In a fight to retain relevance in an ever-changing business landscape, some of the world’s largest companies have followed suit and are heavily investing in intrapreneurship programs.
IBM, Nestlé, Airbus, Cisco, Johnston & Johnston, AT&T, Amazon, Visa, Apple, 3M, Goldman Sachs, IKEA and Nike are only a small handful of major corporations with established programs and/or incentives in place that work to innovate from within.
Since 2004, Google has applied what it calls ‘the 20 percent rule’ with its employees, which requires them to spend 20 percent of their work time working on other projects that they believe will most benefit Google.
“This empowers them to be more creative and innovative.

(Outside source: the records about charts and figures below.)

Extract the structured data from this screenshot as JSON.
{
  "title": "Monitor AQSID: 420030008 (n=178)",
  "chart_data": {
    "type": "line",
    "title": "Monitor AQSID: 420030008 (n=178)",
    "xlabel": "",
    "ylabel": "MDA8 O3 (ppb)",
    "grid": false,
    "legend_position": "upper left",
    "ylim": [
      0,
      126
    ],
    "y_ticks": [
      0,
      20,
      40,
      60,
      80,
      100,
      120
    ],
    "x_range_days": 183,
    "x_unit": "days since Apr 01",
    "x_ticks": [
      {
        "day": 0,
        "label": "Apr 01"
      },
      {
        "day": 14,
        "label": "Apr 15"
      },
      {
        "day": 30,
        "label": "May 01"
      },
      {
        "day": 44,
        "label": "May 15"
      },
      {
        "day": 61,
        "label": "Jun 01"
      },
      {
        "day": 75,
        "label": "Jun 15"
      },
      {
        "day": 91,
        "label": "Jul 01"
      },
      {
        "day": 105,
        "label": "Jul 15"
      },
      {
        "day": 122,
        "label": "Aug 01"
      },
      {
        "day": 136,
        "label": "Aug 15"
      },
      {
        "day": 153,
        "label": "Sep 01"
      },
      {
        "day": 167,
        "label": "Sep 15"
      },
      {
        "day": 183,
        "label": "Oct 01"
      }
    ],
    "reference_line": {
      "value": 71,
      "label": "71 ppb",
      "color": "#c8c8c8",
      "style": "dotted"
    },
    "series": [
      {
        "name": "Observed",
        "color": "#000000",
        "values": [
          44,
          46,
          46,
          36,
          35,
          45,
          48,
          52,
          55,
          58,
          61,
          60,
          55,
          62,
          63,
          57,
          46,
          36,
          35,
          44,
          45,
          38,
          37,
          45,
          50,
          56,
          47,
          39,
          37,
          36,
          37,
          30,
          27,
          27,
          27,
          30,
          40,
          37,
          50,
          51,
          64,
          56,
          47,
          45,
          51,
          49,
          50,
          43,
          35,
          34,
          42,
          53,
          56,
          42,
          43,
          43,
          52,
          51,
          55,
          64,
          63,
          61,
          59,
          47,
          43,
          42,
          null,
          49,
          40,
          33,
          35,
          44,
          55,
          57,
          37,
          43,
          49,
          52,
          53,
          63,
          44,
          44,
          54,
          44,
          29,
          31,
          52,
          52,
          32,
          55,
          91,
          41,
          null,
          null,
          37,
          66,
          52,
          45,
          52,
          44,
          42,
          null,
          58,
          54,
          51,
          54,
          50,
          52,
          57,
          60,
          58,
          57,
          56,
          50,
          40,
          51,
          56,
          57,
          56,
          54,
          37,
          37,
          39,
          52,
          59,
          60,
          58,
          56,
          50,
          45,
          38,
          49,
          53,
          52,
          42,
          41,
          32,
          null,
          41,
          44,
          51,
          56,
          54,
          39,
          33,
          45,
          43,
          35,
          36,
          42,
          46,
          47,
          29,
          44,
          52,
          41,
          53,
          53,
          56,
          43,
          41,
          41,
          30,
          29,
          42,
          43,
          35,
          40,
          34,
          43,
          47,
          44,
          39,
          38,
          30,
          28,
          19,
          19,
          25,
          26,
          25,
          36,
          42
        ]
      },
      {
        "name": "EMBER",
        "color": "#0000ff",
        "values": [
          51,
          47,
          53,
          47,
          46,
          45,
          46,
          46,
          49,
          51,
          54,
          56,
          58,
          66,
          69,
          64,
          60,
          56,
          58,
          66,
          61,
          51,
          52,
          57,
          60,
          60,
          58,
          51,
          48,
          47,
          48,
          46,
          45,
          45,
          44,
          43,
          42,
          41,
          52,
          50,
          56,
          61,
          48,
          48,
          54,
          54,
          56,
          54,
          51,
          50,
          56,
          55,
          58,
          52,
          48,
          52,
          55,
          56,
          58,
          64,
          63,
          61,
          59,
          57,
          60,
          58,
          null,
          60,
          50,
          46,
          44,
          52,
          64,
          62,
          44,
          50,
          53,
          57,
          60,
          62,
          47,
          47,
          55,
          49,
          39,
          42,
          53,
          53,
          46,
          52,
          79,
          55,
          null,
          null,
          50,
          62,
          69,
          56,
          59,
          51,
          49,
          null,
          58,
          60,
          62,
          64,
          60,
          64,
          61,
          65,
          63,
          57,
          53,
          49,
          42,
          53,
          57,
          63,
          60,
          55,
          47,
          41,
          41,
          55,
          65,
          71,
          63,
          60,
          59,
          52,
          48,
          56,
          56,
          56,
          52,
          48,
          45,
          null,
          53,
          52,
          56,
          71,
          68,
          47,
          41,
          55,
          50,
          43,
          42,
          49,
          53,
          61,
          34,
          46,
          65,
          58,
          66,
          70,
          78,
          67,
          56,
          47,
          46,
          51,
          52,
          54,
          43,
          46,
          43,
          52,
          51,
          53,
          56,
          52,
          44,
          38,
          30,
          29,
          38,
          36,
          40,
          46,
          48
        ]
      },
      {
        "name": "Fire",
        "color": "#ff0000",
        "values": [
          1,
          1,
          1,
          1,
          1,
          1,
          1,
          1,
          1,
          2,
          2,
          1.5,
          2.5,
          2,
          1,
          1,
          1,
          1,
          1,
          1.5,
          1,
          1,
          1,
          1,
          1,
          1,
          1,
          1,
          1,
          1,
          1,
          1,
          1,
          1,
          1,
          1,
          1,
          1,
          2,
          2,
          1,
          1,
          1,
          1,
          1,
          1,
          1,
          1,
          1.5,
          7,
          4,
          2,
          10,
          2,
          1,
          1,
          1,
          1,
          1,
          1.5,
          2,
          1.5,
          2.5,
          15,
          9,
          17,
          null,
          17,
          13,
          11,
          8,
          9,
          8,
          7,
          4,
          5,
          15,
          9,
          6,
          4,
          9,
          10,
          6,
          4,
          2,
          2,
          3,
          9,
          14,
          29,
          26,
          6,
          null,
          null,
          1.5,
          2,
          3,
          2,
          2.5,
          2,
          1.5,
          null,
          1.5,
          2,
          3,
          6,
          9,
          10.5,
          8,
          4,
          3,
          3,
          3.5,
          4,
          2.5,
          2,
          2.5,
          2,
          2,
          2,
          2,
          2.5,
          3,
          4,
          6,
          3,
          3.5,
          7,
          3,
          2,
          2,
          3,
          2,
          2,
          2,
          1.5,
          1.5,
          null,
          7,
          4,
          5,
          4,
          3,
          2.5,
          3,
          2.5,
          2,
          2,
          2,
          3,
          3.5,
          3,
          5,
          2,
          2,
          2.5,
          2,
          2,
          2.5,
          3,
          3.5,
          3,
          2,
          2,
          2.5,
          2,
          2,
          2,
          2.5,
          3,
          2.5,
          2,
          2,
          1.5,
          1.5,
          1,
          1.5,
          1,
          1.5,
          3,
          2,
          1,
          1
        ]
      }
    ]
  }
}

Many of our significant advances have happened in this manner,” Google Founders Sergey Brin and Larry Page wrote in their IPO letter.
While not all company leaders have the skills and resources available to become celebrated intrapreneurs themselves, great leaders recognize the potential of those within their company who could be.
However, you certainly don’t have to be a multinational corporation with extensive capital to invest in innovation and encourage an intrapreneurial spirit within your company.
While not all company leaders have the skills and resources available to become celebrated intrapreneurs themselves, great leaders recognize the potential of those within their company who could be.
Actively listening and collaborating with employees with simple investments of time, resources and opportunities may be all it takes to identify burgeoning intrapreneurs within your organization.
A company’s greatest asset is its people, after all, and by investing further in this essential resource, you could discover a winning idea that propels your business towards a secure future.